Arsenal Pulp Press (2017)

83 pages, $14.95 (Paperback)

REVIEWED BY DAVID LY

Kai Cheng Thom’s a place called No Homeland is a tour-de-force debut poetry collection. The narrative poems of No Homeland are laced with fierceness echoing Thom’s background in spoken word performances, yet are written with tenderness as they tell stories of the marginalized, children of the diaspora, queer and transgender communities, and survivors of abuse. Through Thom’s concise wording in well-paced poems, she will make you feel the heartache of narrators that realize the erasure of their identity, but she will also instil hope and happiness as others triumph over their heartache and the wrongs they are victims of.

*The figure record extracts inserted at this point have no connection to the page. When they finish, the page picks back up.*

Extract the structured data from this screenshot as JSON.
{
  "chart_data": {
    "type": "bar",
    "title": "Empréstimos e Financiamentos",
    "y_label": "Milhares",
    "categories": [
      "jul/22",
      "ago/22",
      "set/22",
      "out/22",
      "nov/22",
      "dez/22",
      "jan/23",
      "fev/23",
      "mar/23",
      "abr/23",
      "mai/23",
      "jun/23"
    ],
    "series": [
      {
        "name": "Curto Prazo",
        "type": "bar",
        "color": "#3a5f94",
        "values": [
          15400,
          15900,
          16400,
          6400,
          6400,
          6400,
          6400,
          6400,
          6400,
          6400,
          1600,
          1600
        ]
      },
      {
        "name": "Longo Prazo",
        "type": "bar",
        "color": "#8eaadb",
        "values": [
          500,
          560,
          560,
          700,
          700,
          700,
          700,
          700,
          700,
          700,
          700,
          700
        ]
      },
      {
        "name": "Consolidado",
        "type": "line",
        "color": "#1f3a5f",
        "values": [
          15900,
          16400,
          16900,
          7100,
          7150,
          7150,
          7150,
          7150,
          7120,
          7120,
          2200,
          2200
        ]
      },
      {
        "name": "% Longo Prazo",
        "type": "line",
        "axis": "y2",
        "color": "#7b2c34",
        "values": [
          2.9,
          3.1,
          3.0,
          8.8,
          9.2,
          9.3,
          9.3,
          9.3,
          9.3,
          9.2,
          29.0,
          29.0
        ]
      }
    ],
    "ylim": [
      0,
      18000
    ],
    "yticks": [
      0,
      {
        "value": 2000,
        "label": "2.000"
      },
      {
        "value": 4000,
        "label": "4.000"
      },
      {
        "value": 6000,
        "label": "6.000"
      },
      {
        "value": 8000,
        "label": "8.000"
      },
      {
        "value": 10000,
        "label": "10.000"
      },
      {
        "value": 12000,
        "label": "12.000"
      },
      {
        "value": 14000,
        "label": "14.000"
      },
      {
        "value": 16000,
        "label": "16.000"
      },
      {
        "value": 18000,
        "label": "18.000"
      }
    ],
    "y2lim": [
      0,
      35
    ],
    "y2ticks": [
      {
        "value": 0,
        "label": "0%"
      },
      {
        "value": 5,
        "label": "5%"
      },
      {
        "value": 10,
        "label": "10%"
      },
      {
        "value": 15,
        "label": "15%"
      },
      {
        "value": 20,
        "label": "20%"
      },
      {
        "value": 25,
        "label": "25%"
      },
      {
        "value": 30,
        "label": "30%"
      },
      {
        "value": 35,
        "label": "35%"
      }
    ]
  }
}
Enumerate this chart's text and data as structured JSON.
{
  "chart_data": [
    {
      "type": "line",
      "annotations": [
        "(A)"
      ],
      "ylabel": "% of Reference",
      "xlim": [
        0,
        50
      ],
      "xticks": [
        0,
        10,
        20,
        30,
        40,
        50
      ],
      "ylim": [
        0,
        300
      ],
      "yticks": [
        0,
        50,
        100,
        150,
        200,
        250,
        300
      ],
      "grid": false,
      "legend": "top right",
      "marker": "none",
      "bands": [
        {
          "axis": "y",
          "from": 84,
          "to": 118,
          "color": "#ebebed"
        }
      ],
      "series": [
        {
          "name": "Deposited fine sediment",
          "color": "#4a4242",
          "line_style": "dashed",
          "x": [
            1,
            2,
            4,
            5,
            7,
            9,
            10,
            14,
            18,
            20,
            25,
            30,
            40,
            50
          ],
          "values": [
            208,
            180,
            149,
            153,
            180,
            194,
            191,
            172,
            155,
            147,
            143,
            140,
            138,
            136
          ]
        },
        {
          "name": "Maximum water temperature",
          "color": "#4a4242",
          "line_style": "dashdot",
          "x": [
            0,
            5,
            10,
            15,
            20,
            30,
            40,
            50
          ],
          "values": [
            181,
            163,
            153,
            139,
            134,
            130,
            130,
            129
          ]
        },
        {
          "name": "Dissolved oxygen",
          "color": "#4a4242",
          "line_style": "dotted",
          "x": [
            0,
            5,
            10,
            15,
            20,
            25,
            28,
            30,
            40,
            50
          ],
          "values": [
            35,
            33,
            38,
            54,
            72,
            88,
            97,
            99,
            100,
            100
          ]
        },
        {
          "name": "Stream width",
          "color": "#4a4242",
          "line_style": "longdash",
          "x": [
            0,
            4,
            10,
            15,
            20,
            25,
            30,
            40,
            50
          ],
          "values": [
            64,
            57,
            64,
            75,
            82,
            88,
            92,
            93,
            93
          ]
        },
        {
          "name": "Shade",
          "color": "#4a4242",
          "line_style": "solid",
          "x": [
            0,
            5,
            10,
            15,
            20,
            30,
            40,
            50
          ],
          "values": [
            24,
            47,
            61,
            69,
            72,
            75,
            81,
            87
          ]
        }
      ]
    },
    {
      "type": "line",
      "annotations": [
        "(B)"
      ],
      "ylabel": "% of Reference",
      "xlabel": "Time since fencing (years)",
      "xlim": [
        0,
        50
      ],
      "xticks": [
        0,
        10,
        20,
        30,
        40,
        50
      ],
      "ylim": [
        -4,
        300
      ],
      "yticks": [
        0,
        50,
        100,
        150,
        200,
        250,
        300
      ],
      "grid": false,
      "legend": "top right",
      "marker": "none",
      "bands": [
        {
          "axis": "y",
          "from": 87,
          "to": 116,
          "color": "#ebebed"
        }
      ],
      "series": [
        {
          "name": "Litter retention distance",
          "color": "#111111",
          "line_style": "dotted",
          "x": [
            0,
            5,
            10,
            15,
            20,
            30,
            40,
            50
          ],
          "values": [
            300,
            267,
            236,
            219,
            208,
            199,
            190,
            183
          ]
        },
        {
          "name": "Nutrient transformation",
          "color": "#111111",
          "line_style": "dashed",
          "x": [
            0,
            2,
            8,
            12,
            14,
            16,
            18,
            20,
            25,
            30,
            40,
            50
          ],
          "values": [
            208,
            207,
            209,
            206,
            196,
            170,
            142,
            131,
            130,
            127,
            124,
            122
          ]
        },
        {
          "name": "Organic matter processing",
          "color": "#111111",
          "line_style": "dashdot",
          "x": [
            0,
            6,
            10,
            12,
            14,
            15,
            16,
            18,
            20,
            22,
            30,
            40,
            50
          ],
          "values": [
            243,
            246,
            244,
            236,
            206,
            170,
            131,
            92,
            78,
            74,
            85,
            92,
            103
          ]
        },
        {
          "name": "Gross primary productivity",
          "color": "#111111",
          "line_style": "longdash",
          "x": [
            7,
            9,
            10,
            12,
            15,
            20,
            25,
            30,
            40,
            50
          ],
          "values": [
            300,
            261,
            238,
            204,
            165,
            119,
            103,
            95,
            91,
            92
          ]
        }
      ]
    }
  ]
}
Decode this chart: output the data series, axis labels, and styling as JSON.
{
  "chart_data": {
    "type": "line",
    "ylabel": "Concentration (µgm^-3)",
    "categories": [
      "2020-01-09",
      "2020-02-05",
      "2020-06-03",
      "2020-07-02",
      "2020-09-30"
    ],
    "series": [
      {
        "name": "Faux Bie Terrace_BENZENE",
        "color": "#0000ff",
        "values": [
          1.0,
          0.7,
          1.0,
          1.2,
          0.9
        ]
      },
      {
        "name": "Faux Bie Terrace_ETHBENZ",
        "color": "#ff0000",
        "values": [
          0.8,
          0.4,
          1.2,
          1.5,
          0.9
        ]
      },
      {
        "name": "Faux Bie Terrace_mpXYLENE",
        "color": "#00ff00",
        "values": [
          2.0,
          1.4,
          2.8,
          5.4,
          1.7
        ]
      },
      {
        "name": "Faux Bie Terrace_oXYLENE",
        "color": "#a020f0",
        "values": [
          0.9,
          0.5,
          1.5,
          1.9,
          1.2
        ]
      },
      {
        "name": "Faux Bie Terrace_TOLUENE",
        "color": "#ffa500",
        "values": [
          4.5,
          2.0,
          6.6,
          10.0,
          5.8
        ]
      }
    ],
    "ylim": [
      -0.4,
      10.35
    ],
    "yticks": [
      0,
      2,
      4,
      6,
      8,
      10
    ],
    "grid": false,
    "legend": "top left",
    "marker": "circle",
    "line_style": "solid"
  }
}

No Homeland gives a glimpse into what is like being Asian in queer and trans communities. One of the most striking representations of this is in the poem “between friends” where the narrator struggles to understand how their friend is able to attract men as they think:

i gave bathroom blow jobs to older men who
told me how much they like asians and
complimented my english

Poems like “between friends” speaks to how the feeling of being “less” is still very much present in queer and trans communities when one is a person of colour; it begs us to rethink how inclusiveness is defined. Identity and self-worth are also explored further in poems like “when is a woman?” where the speaker works through an inner conflict of transitioning from male to female, but begs their mother to help define when someone becomes a woman:

mama,
can you tell me, when am i
a woman? love,
your son

Familial relations are an enormous theme that flows through No Homeland. Near the beginning of the collection a piece called “what the moon saw” acknowledges pain endured early on in life, and finding that there is love to be found in it, despite the anger and violence:

sound of baba’s fist against my face
if you want to be my son
sound of knuckles
against bone
like a meteor striking
the surface of the moon

….

a force of gravity, a storyline binding us all together:
my father, his fist, my mother, the scar. me and moon and you, my love:

and you.

This method of tapping into memory allows for some of the most poignant poems. Pieces such as “its name was the Boy Without A Penis,” “the river,” and “growing pangs” are meditations on the origins of an identity, where an individual realizes they are something else society sees them as, but still respecting their ancestral background. Perhaps the greatest triumph of Thom’s debut poetry book is when the words are simply written unapologetically, loud, and with burning intent. In “dear white gay men” she begins with:

sit down, shut up, and listen.
dear white gay men:
you are neither the face
of my oppression
nor the hands
of my salvation.

This same loudness that invokes cheering can be found in pieces like “your white cisgender boyfriend can’t save you from the end of the world” (a title that definitely captures the personality of the poem, as you can imagine). Rightfully so, Kai Cheng Thom is simply fierce. a place called No Homeland is abundant in poetry that serves as a call-to-arms to stand up to oppression, and take time to slow down and love oneself. Emotionally stirring, every poem from Thom stands so strongly on its own, but read together, they create an ethos so impacting that you can’t help but to feel like you are witnessing Thom perform them before you.